Über Jahrhunderte galt dies als Errungenschaft, ohne dass der Preis für diese Art Einheit problematisiert worden wäre. Dabei war sowohl die politische als auch die religiöse Einheit brüchig: Schon das Ausmaß physischer und psychischer Gewalt, mit welcher die Restbestände jüdischer Kultur getilgt werden sollten, ließ darauf schließen, wie viele conversos in der Gesellschaft abgetaucht waren. Um deren Einfluss zu unterbinden, wurde der Nachweis gefordert, dass über mehrere Generationen die Ahnenkette frei von Juden war.

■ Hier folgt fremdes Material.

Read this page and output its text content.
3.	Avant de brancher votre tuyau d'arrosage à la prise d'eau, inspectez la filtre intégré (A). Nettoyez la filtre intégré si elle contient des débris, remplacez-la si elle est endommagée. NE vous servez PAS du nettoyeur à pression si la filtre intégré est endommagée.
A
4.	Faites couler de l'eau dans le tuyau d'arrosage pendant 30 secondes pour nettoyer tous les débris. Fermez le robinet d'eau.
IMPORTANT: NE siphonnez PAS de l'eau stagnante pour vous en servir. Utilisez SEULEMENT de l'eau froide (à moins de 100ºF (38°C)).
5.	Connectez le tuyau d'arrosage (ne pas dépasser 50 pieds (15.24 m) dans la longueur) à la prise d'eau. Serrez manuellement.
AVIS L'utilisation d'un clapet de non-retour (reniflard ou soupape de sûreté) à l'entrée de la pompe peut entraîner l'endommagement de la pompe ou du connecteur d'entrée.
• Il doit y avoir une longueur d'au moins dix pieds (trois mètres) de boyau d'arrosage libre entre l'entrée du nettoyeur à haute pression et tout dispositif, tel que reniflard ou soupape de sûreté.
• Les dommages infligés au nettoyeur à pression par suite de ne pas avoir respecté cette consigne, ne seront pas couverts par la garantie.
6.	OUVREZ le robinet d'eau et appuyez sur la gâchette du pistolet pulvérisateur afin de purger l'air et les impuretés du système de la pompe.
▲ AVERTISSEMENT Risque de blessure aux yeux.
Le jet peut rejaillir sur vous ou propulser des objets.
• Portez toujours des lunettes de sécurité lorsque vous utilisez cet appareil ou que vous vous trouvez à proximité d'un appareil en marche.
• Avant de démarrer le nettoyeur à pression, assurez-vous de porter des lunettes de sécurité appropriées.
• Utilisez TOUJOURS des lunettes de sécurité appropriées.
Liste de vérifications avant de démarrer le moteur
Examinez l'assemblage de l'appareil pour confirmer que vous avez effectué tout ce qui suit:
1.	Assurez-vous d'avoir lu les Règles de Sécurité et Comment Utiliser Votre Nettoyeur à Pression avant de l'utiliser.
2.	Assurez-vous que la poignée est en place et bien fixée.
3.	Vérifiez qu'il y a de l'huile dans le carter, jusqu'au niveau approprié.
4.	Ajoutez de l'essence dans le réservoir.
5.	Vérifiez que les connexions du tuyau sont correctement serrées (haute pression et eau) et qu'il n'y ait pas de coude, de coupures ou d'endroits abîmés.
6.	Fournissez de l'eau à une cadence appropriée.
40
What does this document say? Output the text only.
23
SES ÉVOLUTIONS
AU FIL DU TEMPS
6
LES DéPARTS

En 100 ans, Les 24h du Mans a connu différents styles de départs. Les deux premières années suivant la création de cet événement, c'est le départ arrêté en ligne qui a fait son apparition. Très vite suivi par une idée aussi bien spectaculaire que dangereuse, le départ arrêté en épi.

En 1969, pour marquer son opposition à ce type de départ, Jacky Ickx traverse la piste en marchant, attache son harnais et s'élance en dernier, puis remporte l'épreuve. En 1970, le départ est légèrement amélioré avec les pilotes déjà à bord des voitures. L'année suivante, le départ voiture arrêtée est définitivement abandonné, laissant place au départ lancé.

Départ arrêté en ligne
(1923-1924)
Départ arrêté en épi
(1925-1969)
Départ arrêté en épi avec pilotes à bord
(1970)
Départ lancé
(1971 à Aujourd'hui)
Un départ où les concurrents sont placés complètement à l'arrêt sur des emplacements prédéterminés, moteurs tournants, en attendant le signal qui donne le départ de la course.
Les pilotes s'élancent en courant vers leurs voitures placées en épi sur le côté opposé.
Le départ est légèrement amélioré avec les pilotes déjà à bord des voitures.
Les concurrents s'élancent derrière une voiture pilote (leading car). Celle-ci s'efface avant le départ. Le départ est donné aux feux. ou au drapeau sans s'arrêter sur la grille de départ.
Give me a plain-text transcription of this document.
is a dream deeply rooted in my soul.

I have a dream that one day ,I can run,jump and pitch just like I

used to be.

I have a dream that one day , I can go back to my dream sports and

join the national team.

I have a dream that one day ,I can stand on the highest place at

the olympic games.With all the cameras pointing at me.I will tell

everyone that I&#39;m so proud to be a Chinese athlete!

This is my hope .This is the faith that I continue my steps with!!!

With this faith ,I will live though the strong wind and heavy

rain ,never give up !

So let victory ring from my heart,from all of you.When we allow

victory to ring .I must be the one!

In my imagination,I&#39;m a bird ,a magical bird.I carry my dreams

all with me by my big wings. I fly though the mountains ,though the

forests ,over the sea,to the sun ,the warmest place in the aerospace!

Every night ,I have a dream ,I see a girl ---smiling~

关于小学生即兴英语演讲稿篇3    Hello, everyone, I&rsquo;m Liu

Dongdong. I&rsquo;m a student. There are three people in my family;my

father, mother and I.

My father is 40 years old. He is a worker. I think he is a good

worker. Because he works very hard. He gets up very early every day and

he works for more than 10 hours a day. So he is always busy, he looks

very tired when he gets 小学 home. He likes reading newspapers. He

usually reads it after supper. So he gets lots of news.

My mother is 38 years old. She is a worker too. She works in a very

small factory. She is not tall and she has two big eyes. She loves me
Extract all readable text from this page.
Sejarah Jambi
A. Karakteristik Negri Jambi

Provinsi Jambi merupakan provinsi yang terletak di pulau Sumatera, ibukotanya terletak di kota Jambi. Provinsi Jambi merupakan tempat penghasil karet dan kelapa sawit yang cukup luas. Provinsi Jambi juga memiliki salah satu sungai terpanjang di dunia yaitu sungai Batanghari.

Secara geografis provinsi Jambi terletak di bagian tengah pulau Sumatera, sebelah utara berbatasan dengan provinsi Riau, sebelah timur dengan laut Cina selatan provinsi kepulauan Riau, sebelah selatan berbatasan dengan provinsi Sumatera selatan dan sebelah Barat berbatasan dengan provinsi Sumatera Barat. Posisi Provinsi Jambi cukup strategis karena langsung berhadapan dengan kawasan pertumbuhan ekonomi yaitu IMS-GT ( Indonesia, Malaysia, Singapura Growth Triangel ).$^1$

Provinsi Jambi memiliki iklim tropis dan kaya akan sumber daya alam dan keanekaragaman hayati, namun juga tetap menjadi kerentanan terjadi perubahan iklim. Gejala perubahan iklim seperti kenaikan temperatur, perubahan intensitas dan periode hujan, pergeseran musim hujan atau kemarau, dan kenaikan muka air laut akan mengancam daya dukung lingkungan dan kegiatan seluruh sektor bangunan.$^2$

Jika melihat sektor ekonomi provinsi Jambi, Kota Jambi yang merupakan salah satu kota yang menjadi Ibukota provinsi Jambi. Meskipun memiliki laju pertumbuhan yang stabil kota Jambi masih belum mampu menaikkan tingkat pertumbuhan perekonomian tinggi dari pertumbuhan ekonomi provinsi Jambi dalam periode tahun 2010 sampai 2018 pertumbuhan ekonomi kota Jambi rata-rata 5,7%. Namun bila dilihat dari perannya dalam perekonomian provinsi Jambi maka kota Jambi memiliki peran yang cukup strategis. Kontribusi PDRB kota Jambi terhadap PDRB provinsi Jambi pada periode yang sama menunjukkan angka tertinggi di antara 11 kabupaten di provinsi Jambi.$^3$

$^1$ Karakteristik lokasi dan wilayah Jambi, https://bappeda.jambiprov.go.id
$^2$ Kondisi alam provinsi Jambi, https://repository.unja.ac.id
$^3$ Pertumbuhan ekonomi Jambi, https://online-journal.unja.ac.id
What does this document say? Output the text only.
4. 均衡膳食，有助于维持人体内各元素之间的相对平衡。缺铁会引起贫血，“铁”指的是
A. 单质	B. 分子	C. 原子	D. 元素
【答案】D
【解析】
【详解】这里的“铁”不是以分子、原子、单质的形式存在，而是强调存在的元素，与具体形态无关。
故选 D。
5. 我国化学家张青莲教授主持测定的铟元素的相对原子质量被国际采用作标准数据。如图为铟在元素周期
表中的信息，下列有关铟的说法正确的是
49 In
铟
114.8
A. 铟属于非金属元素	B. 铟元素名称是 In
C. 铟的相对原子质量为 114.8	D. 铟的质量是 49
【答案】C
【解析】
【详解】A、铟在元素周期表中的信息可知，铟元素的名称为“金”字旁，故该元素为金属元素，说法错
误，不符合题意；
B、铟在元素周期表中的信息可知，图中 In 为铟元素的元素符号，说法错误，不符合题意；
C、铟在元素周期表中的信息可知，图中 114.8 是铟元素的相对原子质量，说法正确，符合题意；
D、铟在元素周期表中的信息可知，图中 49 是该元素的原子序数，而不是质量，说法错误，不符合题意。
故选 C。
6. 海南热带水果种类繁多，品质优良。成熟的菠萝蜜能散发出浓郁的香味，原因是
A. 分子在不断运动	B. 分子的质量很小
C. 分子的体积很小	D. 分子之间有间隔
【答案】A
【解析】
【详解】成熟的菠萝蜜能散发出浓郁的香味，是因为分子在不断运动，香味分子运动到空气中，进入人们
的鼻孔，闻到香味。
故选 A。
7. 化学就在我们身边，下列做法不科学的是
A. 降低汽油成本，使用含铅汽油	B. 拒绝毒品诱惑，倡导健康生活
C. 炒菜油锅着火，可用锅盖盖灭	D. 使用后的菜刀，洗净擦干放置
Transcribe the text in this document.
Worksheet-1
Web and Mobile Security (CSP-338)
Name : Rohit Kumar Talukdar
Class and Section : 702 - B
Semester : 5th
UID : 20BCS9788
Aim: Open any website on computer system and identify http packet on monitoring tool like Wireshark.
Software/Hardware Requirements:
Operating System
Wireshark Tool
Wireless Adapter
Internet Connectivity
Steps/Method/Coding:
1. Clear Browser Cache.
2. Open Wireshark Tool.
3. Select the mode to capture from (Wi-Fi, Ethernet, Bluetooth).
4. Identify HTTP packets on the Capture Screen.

Über dieses Prinzip der „Blutsreinheit“ (limpieza de sangre) wurde erstmals in Europa ein ethnisches Prinzip zur Grundlage gesellschaftlicher Zugehörigkeit.

Noch fragiler war die territoriale Einheit. Die Territorien, die von den Katholischen Königen zusammengefügt worden waren, hatten ihre Selbständigkeit behalten und waren (fast) nur durch die Krone vereint. Diese „zusammengesetzte Monarchie“ wurde erst im Laufe des 18. und 19. Jahrhunderts durch ein stärker zentralistisches Modell ersetzt. Nach Niederlagen im Krieg nutzte die Krone die Schwäche der Katalanen und Basken aus, um deren Privilegien zu kappen und eine Zentralisierung voranzutreiben. Dies entsprach gängigen europäischen Prozessen der „Verstaatlichung“.